分娩について、じっくり習ったのは学生以来だったので、とても勉強になりました。

 

米国では、地域によっては「家庭医」の先生がお産を扱うこともあるそうです。

日本では、さすがにプライマリ・ケア医が直接扱うことはないと思いますが、離島・へき地や飛行機内など緊急時は関わる機会がないとは言えません。

 

BLSACLSのように学生や研修医時代に全てのひとがALSOコースを受けられるといいなと思いました。九州では長崎医療センターで開催されるそうなので、僕も本コースを是非受けたいと思います。
 
ALSO-Japan についてはこちらを http://www.oppic.net/item.php?pn=also_japan.php
 

 

『高齢者の身体診察』はドクターGでおなじみの水戸地域医療センターの徳田安春先生によるワークショップでした。

 

症例ごとに参加者が31組でディスカッションしながら、ワークショップが展開されました。

今回は高齢者でおさえておくべき身体所見について、様々なパールが惜しげもなく伝授されました。

 

身体診察ってほんとに奥が深いと思いました。内科って楽しいです。

資料もたっぷりいただいたので、しっかり復習して佐賀の学生・研修医にも伝えたいと思います。

 

秋季セミナーでは同時開催で震災シンポジウムもありました。

レクチャーの都合で、残念ながら参加できませんでしたが、当講座のスタッフが参加してくれたので間接的にその内容を聞きました。
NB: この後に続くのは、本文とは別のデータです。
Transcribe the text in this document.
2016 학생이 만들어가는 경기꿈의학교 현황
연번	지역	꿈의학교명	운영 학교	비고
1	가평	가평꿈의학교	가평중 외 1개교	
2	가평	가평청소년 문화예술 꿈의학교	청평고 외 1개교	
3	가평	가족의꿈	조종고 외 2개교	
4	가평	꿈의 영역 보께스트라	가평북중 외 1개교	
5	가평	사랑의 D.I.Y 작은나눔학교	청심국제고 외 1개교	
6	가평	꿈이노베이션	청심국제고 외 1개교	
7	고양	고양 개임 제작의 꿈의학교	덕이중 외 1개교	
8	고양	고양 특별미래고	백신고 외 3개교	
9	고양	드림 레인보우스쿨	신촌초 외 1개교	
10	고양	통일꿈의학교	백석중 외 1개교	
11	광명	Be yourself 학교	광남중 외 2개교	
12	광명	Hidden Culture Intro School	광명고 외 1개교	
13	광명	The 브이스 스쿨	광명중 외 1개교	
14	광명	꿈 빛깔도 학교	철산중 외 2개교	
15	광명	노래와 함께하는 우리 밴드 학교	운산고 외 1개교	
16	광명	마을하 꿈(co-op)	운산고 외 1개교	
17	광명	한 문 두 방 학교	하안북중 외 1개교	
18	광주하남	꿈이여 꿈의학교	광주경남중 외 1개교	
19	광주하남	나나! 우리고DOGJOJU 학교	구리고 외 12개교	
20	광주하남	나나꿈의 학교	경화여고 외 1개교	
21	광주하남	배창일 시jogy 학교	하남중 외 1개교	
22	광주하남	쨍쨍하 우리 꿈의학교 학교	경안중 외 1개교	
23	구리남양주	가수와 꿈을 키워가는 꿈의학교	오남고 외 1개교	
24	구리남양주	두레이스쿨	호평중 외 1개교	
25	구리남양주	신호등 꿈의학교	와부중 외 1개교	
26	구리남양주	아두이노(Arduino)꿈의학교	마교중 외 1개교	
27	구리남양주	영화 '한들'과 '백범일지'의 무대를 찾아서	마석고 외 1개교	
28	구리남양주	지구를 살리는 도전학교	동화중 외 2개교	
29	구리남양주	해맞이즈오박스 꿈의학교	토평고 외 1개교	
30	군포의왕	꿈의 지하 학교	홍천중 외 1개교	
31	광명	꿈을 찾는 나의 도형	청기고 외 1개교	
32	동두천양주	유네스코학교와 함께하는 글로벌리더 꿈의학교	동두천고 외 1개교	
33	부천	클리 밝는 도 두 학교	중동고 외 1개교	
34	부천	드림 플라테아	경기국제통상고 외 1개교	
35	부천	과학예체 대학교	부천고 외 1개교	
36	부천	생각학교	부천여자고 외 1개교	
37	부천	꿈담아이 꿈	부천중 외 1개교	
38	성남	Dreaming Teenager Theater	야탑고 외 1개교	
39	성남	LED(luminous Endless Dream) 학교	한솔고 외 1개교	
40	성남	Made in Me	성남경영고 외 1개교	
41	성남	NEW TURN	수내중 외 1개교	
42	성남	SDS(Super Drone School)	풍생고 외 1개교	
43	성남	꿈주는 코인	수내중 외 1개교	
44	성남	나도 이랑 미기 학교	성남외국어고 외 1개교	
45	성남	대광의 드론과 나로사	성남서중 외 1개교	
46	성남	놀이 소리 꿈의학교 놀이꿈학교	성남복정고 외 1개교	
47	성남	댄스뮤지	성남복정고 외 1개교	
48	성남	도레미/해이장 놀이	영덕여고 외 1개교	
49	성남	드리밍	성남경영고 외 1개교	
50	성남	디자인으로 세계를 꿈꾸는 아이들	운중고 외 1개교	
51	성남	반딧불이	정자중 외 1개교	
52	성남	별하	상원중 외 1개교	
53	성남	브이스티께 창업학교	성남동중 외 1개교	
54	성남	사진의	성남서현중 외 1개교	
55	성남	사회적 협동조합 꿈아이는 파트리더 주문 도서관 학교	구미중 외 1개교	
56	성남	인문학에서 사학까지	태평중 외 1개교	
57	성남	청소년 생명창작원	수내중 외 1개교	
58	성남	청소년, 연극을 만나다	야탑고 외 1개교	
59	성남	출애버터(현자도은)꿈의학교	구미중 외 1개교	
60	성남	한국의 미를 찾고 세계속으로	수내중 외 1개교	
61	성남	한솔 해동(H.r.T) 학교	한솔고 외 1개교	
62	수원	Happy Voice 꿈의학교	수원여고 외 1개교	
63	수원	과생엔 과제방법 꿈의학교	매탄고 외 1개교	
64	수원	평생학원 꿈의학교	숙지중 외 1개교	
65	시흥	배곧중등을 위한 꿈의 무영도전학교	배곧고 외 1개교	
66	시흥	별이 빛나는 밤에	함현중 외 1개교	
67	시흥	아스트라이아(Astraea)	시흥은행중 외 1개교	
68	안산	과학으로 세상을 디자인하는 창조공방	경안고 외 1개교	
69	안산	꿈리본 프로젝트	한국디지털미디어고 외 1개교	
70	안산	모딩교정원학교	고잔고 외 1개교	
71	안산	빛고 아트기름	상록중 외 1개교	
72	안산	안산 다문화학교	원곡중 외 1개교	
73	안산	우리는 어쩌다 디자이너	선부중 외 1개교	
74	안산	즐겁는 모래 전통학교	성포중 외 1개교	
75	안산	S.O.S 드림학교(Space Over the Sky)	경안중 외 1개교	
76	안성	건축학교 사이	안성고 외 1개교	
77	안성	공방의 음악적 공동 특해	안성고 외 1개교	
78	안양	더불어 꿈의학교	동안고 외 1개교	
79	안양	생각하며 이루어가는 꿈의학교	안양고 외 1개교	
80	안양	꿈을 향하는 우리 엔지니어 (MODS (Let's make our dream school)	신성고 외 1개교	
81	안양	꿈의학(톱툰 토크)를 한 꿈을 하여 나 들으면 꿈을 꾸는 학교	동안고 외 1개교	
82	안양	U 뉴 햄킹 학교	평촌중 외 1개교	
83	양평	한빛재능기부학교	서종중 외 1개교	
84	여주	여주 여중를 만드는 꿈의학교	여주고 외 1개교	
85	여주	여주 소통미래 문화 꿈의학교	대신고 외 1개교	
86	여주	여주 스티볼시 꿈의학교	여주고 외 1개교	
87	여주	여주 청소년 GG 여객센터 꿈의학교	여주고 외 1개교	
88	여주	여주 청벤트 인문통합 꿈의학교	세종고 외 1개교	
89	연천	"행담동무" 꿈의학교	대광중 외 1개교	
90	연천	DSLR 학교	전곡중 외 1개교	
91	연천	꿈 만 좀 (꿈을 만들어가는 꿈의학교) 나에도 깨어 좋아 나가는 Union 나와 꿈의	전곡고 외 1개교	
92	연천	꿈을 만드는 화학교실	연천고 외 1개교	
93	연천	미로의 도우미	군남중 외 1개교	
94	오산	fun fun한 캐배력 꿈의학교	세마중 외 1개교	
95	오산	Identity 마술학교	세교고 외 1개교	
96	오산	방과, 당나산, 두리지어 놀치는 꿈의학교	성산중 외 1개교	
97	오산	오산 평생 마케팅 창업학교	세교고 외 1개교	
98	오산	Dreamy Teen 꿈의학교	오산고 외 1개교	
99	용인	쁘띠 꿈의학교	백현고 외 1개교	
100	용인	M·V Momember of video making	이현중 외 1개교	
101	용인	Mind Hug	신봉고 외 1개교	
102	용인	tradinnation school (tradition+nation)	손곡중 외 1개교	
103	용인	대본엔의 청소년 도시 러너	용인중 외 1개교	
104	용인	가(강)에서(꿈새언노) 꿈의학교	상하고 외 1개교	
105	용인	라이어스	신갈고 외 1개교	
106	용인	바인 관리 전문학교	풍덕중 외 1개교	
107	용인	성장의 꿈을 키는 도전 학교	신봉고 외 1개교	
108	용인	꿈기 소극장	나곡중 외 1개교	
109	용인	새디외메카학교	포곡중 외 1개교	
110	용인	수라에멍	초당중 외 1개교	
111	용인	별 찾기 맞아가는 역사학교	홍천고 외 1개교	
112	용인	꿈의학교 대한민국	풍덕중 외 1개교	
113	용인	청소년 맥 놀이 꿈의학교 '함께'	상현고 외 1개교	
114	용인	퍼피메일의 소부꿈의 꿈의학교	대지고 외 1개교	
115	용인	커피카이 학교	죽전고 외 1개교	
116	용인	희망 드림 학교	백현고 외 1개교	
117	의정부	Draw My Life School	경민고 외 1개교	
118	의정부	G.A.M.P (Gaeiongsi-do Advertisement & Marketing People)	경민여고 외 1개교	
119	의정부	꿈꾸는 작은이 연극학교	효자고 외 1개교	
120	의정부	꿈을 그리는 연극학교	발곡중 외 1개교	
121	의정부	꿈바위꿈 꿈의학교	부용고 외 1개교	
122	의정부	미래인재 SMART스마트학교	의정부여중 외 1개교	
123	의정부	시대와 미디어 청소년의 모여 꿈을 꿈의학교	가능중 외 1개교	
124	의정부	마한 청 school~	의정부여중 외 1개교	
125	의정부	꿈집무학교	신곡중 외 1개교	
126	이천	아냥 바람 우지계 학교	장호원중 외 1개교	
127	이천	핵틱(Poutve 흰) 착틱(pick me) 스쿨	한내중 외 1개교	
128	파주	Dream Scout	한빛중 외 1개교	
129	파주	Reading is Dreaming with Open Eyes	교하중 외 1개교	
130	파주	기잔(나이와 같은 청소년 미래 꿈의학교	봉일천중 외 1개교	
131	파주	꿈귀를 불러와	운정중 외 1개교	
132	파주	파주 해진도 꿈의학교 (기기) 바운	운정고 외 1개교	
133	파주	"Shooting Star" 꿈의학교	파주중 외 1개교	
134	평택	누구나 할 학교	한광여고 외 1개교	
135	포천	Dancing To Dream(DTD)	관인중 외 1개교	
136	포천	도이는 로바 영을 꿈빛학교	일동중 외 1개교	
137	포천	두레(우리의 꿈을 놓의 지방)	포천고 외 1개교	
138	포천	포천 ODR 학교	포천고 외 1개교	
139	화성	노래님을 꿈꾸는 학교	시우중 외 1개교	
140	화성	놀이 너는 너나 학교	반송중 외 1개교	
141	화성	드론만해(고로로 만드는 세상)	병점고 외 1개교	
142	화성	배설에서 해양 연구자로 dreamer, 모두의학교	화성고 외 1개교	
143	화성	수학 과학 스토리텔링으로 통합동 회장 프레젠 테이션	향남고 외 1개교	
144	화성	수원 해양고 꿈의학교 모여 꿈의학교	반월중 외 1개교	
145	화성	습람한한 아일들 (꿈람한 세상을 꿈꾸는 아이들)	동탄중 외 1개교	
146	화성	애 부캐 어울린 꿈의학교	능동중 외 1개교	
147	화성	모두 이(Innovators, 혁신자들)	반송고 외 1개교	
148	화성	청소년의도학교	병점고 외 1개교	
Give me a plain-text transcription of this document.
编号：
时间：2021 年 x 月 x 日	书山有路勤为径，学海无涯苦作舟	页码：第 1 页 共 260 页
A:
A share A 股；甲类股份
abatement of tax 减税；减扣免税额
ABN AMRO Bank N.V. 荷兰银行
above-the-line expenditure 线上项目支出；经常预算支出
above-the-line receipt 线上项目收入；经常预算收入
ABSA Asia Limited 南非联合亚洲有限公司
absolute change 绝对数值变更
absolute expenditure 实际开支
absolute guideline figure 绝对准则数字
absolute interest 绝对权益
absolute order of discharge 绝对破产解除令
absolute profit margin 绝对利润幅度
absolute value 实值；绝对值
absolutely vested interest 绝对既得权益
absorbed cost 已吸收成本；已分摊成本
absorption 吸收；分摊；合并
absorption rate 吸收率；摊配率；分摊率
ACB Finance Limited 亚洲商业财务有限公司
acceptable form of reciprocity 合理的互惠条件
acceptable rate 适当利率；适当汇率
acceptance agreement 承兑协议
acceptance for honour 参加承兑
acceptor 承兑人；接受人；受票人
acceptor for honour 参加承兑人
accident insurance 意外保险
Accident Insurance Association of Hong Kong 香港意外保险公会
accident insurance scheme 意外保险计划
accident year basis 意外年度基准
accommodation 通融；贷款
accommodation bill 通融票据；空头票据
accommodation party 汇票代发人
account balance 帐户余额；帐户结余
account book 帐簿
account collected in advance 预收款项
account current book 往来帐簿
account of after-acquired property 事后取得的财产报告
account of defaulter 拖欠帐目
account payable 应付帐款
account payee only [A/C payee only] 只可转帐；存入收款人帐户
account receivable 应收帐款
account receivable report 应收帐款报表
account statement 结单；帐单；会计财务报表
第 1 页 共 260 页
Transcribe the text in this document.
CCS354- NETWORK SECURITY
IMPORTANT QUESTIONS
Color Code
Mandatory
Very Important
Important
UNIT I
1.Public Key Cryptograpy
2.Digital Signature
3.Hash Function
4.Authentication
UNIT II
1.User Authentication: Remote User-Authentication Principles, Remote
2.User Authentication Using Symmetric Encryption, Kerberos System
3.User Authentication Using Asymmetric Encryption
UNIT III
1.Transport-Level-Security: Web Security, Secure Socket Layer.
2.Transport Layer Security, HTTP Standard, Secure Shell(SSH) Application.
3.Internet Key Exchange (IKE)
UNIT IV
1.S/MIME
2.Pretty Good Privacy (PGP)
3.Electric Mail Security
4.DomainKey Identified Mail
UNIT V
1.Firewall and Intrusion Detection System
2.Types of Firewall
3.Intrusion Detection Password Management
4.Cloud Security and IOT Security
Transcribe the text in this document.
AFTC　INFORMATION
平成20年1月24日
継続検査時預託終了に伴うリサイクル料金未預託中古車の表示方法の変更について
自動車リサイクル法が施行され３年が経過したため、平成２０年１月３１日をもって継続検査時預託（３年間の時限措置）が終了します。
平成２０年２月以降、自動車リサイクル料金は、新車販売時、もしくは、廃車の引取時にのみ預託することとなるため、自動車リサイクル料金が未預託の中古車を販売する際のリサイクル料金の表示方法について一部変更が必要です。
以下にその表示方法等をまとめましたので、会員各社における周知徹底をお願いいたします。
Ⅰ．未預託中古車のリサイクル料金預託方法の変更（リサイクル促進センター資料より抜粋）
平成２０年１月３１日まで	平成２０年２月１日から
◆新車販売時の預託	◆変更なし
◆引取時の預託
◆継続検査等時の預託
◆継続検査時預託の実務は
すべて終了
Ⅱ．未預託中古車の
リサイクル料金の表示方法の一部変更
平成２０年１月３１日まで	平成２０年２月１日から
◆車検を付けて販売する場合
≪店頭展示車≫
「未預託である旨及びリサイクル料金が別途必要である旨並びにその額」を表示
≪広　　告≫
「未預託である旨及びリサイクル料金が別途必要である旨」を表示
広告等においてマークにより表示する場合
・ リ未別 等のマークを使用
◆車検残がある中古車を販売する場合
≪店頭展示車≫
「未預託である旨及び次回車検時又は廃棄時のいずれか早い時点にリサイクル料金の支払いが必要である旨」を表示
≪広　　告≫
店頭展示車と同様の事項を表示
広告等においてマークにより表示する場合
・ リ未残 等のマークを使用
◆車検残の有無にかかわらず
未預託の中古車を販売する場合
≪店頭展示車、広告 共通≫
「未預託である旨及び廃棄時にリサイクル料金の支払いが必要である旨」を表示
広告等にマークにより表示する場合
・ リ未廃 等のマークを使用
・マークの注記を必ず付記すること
震災の現場は、現在は避難所から仮設住宅での生活・医療サポートが課題となっています。

日本プライマリ・ケア連合学会の東日本大震災支援プロジェクト(PCAT)については、こちらhttp://www.pcat.or.jp/ をご覧ください。
医学生の参加も可能で、佐賀大学医学部の学生さんもこれまでに3名参加してくれています。

 

次回は11月に大阪で秋季生涯教育セミナーが開催されます。

ぜひ、多くの方に参加してもらいたいと思います。